Performance Best Practices

General

• Always re-use stubs and channels when possible.

• Use keepalive pings to keep HTTP/2 connections alive during periods of inactivity to allow initial RPCs to be made quickly without a delay (i.e. C++ channel arg GRPC_ARG_KEEPALIVE_TIME_MS).

• Use streaming RPCs when handling a long-lived logical flow of data from the client-to-server, server-to-client, or in both directions. Streams can avoid continuous RPC initiation, which includes connection load balancing at the client-side, starting a new HTTP/2 request at the transport layer, and invoking a user-defined method handler on the server side.

  Streams, however, cannot be load balanced once they have started and can be hard to debug for stream failures. They also might increase performance at a small scale but can reduce scalability due to load balancing and complexity, so they should only be used when they provide substantial performance or simplicity benefit to application logic. Use streams to optimize the application, not gRPC.

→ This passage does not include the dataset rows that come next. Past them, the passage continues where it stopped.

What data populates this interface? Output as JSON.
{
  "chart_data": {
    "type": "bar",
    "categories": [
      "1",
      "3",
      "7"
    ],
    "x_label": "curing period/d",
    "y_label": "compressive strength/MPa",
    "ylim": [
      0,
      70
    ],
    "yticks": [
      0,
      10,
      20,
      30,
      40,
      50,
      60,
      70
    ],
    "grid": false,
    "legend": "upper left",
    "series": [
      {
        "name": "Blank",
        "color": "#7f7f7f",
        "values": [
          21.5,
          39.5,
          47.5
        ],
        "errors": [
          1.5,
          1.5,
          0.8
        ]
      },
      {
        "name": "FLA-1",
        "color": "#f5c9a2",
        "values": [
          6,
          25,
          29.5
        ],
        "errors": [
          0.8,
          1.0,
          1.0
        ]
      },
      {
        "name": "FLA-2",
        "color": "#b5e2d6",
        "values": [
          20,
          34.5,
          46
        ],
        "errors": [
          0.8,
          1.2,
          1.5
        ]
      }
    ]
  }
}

  Side note: This does not apply to Python (see Python section for details).

• (Special topic) Each gRPC channel uses 0 or more HTTP/2 connections and each connection usually has a limit on the number of concurrent streams. When the number of active RPCs on the connection reaches this limit, additional RPCs are queued in the client and must wait for active RPCs to finish before they are sent. Applications with high load or long-lived streaming RPCs might see performance issues because of this queueing. There are two possible solutions:

  1. Create a separate channel for each area of high load in the application.

  2. Use a pool of gRPC channels to distribute RPCs over multiple connections (channels must have different channel args to prevent re-use so define a use-specific channel arg such as channel number).

  Side note: The gRPC team has plans to add a feature to fix these performance issues (see grpc/grpc#21386 for more info), so any solution involving creating multiple channels is a temporary workaround that should eventually not be needed.

C++

• Do not use Sync API for performance sensitive servers. If performance and/or resource consumption are not concerns, use the Sync API as it is the simplest to implement for low-QPS services.

• Favor callback API over other APIs for most RPCs, given that the application can avoid all blocking operations or blocking operations can be moved to a separate thread. The callback API is easier to use than the completion-queue async API but is currently slower for truly high-QPS workloads.

• If having to use the async completion-queue API, the best scalability trade-off is having numcpu’s threads. The ideal number of completion queues in relation to the number of threads can change over time (as gRPC C++ evolves), but as of gRPC 1.41 (Sept 2021), using 2 threads per completion queue seems to give the best performance.

• For the async completion-queue API, make sure to register enough server requests for the desired level of concurrency to avoid the server continuously getting stuck in a slow path that results in essentially serial request processing.

• (Special topic) gRPC::GenericStub can be useful in certain cases when there is high contention / CPU time spent on proto serialization. This class allows the application to directly send raw gRPC::ByteBuffer as data rather than serializing from some proto. This can also be helpful if the same data is being sent multiple times, with one explicit proto-to-ByteBuffer serialization followed by multiple ByteBuffer sends.

Java

• Use non-blocking stubs to parallelize RPCs.

• Provide a custom executor that limits the number of threads, based on your workload (cached (default), fixed, forkjoin, etc).

Python

• Streaming RPCs create extra threads for receiving and possibly sending the messages, which makes streaming RPCs much slower than unary RPCs in gRPC Python, unlike the other languages supported by gRPC.

• Using asyncio could improve performance.

• Using the future API in the sync stack results in the creation of an extra thread. Avoid the future API if possible.

• (Experimental) An experimental single-threaded unary-stream implementation is available via the SingleThreadedUnaryStream channel option, which can save up to 7% latency per message.